This "Ranger" is No Good Silver

    After scoring a success with The Pirates of the Caribbean movie series, director Gore Verbinski, producer Jerry Bruckheimer and star Johnny Depp reunites for a new take on the legendary western radio serial and TV series, The Lone Ranger. But this time, boy, they really shot themselves in the foot big time for this.

    Taking place in 1869 Texas, four years after the Civil War, lawyer John Reid (Armie Hammer) joins his brother Dan as one of the seven Texas Rangers. But, Dan and the other five rangers get killed and ambushed by outlaw Butch Cavendish (William Fichtner), who later kidnaps Dan's wife and their son. John becomes the sole survivor of the ambush and teams up with Indian Tonto (Depp) to save his sister-in-law and stop a plan that involves silver and an expansion of a railroad.

    I haven't seen the TV show, but as a movie, it cripples on its own two feet like a dead horse in the film. It develops not much of a thrill and it's devoid of laughs (Even a dead horse isn't funny to me). Even, the action sequences, including the final showdown, feels routine. Plus, the script by Ted Elliot & Terry Rossio and Justin Haythe is genetic and has an 'assembled by committee' feel. Watching it on the screen is like seeing a first-draft script being trapped into a movie. Were the studio heads and crew were hurrying to put this on? They should have told the writers to change the script in its entirely.

    The cinematography by Bojan Bazelli is stunning with fine visual images of the Old West and the score by Hans Zimmer is splendid, but you'll have to wait until two hours for the William Tell overture (AKA the Lone Ranger's theme) to come in.

    Unlike his role as Jack Sparrow in the Pirate films, there's nothing great or spectacular about Depp's portrayal as Tonto. It's just a send-in-the-big-bucks role for him. Plus, Hammer is completely wrong as the Lone Ranger. A better actor like Josh Brolin could have worked with the right range and style to make this masked avenger come to life, but Hammer doesn't have it. As a result of this, I didn't find any chemistry between Depp and Hammer. The villains, played by Fichtner, Tom Wilkinson and Barry Pepper are strictly one-dimensional, and as a wooden legged head of a brothel, Helena Bonham Carter is wasted is a small role that could have worked better with Judy Davis or Kathy Bates in it.

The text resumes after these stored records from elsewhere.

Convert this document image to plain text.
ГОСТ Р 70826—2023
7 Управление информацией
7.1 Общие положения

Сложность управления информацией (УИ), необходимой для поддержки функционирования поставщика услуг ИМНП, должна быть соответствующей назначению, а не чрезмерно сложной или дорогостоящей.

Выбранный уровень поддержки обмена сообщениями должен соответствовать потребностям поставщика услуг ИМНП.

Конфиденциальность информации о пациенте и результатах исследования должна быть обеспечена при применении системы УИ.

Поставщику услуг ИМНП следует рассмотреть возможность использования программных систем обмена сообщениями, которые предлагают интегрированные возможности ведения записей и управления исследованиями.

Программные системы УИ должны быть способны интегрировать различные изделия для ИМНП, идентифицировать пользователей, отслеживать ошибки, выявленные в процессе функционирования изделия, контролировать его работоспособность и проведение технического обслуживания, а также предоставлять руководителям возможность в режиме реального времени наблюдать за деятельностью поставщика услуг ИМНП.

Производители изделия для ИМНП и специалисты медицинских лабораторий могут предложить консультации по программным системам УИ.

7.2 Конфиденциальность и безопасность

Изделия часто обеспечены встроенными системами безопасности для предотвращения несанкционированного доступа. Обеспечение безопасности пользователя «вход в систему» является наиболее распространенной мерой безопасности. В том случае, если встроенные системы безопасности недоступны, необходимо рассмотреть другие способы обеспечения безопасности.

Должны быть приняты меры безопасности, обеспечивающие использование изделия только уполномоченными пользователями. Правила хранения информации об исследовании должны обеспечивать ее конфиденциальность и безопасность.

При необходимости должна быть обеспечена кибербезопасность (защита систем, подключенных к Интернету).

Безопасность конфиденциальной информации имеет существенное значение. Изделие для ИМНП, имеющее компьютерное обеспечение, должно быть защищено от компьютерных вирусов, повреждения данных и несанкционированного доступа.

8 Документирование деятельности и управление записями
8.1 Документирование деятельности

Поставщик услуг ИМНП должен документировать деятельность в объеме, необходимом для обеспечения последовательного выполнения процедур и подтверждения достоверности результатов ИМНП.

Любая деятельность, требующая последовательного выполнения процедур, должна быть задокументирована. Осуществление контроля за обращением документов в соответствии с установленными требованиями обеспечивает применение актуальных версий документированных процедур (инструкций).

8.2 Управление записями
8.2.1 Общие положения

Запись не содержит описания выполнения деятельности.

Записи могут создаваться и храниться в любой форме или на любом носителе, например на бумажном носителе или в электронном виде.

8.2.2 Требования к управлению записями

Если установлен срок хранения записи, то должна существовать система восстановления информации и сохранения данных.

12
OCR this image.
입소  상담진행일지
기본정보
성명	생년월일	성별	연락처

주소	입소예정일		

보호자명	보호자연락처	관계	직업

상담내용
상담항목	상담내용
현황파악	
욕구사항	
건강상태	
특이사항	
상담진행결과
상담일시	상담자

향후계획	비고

    Maybe, this movie could have been better with a more smart script and Brolin and Jackie Chan as Tonto with a perfect chemistry between them. But this Ranger is a disposable product in Hollywood assembled filmmaking.

Rating: *1/2

Parent Advisory: Rated PG-13 for sequences of intense action and violence, and some suggestive material. Plus, there's a scene in the film where Butch takes out a man's heart and eats it, off-screen. See Monsters University or rent the much more superior Lonesome Dove western TV miniseries, instead.